Key defensive measures include:

  • Patch Langflow immediately and avoid exposing its code execution endpoints to the public internet.
  • Store cloud credentials and API keys in dedicated secrets management systems rather than application environments.
  • Replace default Nacos signing keys.
  • Never expose Nacos management interfaces publicly.
  • Avoid connecting databases using root accounts.
  • Restrict outbound network connections to prevent compromised systems from communicating with attacker infrastructure.
  • Continuously monitor runtime behavior instead of relying solely on patch management.

As AI dramatically reduces the time required to weaponize newly disclosed vulnerabilities, runtime detection becomes increasingly important.

Indicators of Compromise (IOCs)

Sysdig published several indicators associated with the JADEPUFFER campaign:

  • Initial Exploit: CVE-2025-3248 (Langflow Remote Code Execution)
  • Command-and-Control Server: 45.131.66[.]106
  • Beacon Interval: Every 30 minutes to hxxp://45.131.66[.]106:4444/beacon
  • Claimed Staging Server: 64.20.53[.]230
  • Bitcoin Wallet: 3J98t1WpEZ73CNmQviecrnyiWrnqRhWNLy
  • Contact Email: e78393397[@]proton[.]me
  • Ransom Table: README_RANSOM

Final Thoughts

Sysdig describes JADEPUFFER not as a sophisticated breakthrough, but as a warning about where cyber threats are headed.

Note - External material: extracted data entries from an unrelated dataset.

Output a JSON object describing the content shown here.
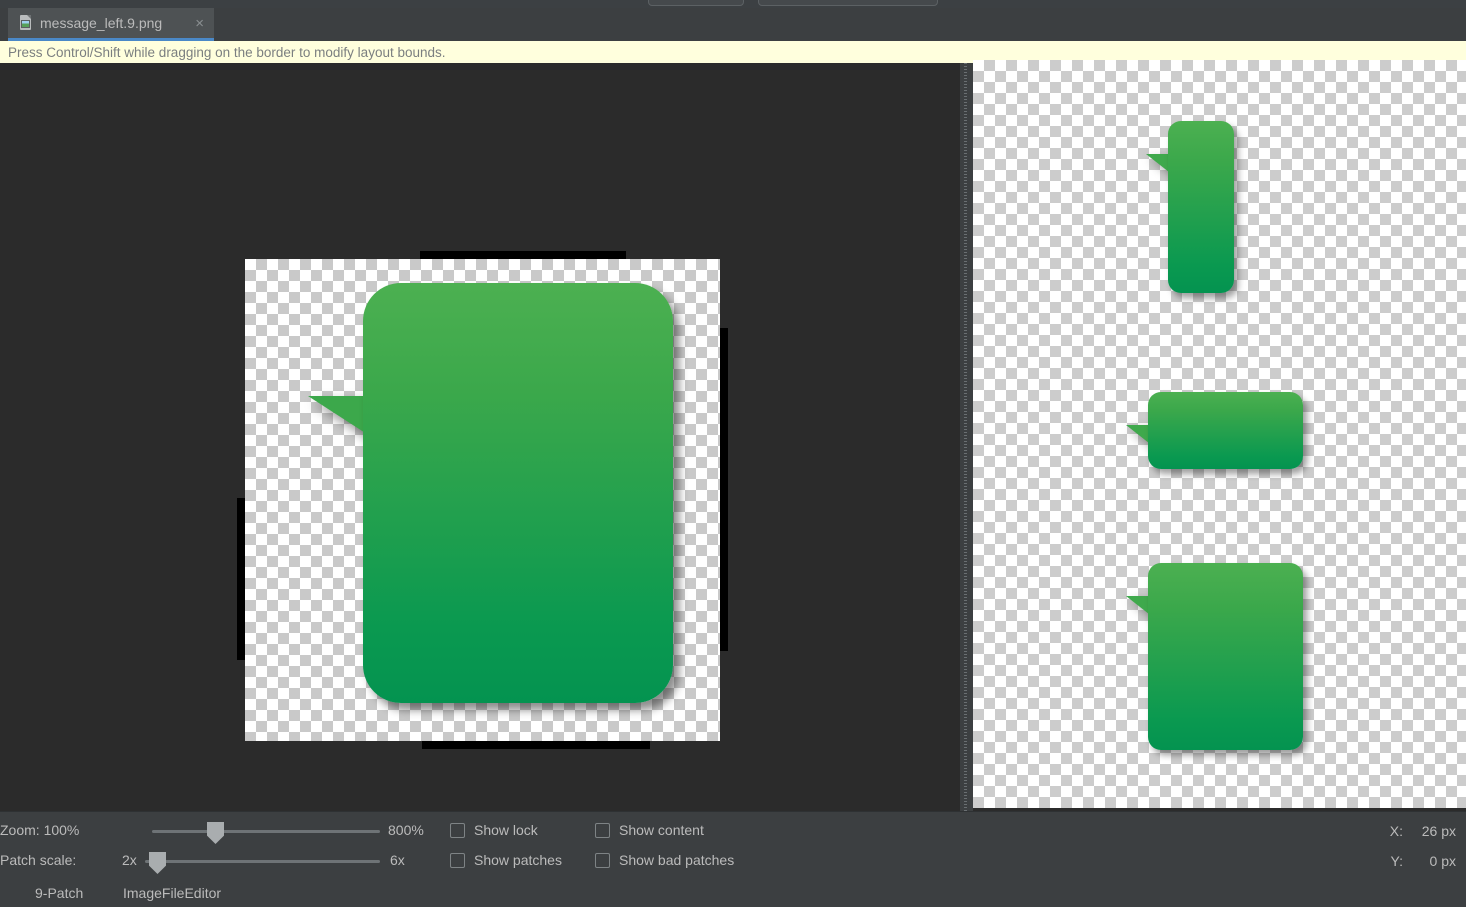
{
  "toolbar": {
    "partial_fields": [
      "",
      ""
    ]
  },
  "tab": {
    "label": "message_left.9.png",
    "close_glyph": "×",
    "icon": "image-file-icon",
    "active_underline_color": "#4a88c7"
  },
  "banner": {
    "text": "Press Control/Shift while dragging on the border to modify layout bounds.",
    "background": "#ffffdd"
  },
  "editor": {
    "image_name": "message_left.9.png",
    "checkerboard_color": "#c9c9c9",
    "bubble_gradient_top": "#4cb051",
    "bubble_gradient_bottom": "#049350",
    "patch_marker_color": "#000000"
  },
  "preview": {
    "checkerboard_color": "#cccccc",
    "items": [
      {
        "name": "preview-bubble-tall"
      },
      {
        "name": "preview-bubble-wide"
      },
      {
        "name": "preview-bubble-large"
      }
    ]
  },
  "controls": {
    "zoom": {
      "label": "Zoom: 100%",
      "value_percent": 100,
      "max_label": "800%",
      "slider_position_percent": 26
    },
    "patch_scale": {
      "label": "Patch scale:",
      "min_label": "2x",
      "max_label": "6x",
      "slider_position_percent": 2
    },
    "checkboxes": [
      {
        "label": "Show lock",
        "checked": false
      },
      {
        "label": "Show content",
        "checked": false
      },
      {
        "label": "Show patches",
        "checked": false
      },
      {
        "label": "Show bad patches",
        "checked": false
      }
    ]
  },
  "coords": {
    "x_key": "X:",
    "x_value": "26 px",
    "y_key": "Y:",
    "y_value": "0 px"
  },
  "status_bar": {
    "items": [
      "9-Patch",
      "ImageFileEditor"
    ]
  }
}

None of the techniques used in the attack were particularly novel. The vulnerabilities had already been disclosed, patches were available, and default credentials should never have remained in production systems.

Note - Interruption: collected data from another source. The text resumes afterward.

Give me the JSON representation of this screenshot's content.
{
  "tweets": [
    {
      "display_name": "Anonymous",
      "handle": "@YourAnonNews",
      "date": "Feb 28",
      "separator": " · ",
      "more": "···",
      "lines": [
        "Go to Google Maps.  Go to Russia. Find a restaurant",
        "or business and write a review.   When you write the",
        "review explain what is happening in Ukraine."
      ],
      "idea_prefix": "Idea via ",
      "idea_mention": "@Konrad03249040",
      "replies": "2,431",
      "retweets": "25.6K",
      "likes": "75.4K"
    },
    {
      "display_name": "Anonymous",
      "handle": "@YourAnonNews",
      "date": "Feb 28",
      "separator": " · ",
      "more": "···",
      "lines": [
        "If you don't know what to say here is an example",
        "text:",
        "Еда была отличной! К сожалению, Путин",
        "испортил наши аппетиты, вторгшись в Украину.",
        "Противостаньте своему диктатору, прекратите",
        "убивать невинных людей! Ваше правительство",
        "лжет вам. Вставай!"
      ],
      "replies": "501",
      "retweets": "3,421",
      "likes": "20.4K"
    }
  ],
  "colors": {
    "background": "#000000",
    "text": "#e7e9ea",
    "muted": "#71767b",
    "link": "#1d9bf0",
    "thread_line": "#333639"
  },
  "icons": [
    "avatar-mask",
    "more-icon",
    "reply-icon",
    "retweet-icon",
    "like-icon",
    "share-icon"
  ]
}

What makes this incident significant is that an AI agent successfully combined those known techniques into a complete, autonomous ransomware attack.

As AI agents continue to evolve, organizations should assume that any internet-exposed server, configuration store, or administrative interface will eventually be targeted—not just by human hackers, but by autonomous machines capable of operating around the clock.